Owing to redevelopment, Newmarket has lost many of its buildings of historical significance.

- Highwic circa 1863, Gillies Avenue, old homestead of Alfred Buckland; extant & open to the public - has been called one of Auckland's most notable historic houses, built in the Carpenter Gothic style from an American pattern book.
- Junction Hotel 1850s Cnr of Broadway, Great South & Manukau Roads demolished.
- Newmarket Hotel 1850s, rebuilt 1920s Cnr Broadway & Morrow St demolished.
- St Georges Hotel 1880s Broadway opposite Khyber Pass demolished.
- Carlton Club 1890s corner of Broadway & Khyber Pass Road extant.

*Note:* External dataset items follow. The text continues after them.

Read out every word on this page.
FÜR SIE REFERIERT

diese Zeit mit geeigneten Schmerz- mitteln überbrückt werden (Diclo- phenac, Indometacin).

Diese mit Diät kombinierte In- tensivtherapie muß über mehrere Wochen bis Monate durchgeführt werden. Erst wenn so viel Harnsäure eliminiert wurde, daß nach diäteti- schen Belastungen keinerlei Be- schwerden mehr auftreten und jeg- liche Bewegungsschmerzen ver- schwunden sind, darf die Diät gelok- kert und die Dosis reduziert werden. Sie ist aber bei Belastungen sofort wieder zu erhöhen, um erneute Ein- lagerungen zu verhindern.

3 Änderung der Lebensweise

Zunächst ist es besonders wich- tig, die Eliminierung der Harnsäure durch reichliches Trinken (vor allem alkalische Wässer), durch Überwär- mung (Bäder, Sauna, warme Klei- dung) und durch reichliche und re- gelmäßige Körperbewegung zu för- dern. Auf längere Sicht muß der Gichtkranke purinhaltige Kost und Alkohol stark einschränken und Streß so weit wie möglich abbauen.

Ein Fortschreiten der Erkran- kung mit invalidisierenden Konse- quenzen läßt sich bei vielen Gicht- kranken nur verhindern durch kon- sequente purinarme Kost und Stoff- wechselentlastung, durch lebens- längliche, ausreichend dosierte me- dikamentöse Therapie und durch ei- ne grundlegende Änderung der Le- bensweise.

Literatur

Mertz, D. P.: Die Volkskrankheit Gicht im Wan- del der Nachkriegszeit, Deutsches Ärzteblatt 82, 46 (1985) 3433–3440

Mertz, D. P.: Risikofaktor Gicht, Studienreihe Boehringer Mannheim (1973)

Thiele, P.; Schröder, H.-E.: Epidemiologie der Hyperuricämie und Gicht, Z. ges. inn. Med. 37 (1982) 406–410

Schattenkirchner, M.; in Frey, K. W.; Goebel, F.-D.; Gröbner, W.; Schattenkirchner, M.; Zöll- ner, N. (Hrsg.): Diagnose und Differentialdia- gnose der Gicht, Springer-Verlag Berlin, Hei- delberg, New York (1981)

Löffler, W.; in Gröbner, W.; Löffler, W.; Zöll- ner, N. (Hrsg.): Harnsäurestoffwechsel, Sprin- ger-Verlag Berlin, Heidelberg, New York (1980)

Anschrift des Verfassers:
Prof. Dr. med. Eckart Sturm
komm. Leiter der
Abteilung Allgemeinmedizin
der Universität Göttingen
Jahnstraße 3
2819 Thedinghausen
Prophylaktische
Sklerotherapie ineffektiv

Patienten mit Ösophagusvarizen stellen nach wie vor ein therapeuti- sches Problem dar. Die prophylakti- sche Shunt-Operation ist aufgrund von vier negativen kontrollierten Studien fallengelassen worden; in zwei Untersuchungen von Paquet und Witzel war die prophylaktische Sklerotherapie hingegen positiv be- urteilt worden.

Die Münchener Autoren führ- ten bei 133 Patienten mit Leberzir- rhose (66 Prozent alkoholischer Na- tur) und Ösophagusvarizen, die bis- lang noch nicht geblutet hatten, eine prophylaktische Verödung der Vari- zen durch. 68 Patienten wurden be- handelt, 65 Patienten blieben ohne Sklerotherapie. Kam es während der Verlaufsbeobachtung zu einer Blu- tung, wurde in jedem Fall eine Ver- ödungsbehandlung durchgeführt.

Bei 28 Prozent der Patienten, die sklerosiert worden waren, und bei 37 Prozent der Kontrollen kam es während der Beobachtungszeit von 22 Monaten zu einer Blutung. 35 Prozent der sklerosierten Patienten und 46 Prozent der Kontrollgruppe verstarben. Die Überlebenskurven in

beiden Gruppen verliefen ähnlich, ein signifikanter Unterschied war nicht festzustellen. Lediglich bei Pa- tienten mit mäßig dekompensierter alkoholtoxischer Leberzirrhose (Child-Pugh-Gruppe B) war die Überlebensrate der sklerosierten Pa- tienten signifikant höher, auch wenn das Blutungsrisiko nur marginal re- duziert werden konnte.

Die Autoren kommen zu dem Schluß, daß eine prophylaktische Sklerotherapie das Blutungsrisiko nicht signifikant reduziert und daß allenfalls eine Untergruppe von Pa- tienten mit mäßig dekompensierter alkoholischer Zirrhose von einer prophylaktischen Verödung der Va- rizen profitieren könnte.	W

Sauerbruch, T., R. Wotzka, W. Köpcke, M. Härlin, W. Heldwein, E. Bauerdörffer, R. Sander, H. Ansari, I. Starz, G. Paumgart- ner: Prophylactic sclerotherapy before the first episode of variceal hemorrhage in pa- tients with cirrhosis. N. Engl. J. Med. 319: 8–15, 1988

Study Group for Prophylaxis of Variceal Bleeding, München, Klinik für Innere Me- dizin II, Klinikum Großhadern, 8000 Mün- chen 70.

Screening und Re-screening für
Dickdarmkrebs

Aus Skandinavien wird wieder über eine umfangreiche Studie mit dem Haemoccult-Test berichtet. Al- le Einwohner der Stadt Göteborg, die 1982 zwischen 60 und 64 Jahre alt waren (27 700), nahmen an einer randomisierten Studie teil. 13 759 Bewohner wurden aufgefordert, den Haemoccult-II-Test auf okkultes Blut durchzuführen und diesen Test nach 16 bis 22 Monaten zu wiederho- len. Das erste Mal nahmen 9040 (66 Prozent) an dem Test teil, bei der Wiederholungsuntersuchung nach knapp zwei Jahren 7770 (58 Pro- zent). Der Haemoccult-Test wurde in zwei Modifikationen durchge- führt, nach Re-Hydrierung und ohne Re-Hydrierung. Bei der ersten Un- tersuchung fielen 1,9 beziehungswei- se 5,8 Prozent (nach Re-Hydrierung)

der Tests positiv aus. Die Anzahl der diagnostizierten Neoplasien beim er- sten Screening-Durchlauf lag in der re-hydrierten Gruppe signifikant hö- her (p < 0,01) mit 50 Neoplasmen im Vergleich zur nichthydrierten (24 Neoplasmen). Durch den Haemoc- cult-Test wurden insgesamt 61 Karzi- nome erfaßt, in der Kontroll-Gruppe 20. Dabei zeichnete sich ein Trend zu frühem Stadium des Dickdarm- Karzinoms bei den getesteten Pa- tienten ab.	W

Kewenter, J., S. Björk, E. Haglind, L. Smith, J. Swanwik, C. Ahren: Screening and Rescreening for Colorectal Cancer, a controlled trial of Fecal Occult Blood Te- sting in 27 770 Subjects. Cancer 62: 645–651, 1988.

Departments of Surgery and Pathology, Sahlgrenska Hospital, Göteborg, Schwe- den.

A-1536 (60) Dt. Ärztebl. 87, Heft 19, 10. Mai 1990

- Former Newmarket Manual Training School 1903, Seccombes Rd, moved to this site from Mortimer Pass Road in 1925.
- Captain Cook Brewery, 1870s - 1920s Khyber Pass road, demolished.
- Newmarket Borough Council Chambers 1920s Broadway demolished.
- Former Post Office, 1910, Broadway, John Campbell, altered.
- Rialto Picture Theatre 1920s Broadway, Keith Draffin architect, altered.
- St Peter's College and Christian Brothers House, 1939–1944, William Henry Gummer, architect, extant.
- Former Auckland Electric Power Board Building 1949 Remuera Road, Lew Piper architect. The top floor by J.I. Van Pels, was added in 1964. extant.
- Newmarket Train Station building, 1908, George Troup architect. extant but now refurbished and relocated to the platform at Parnell station.
- Former Jubilee Institute for the Blind, 1907 Edward Bartley architect, Parnell Road, now Parnell Public Library.
- Olympic Swimming Pool 1939, N.F Alcock borough engineer, Parnell Road. heavily altered, now covered by a cinema and car park.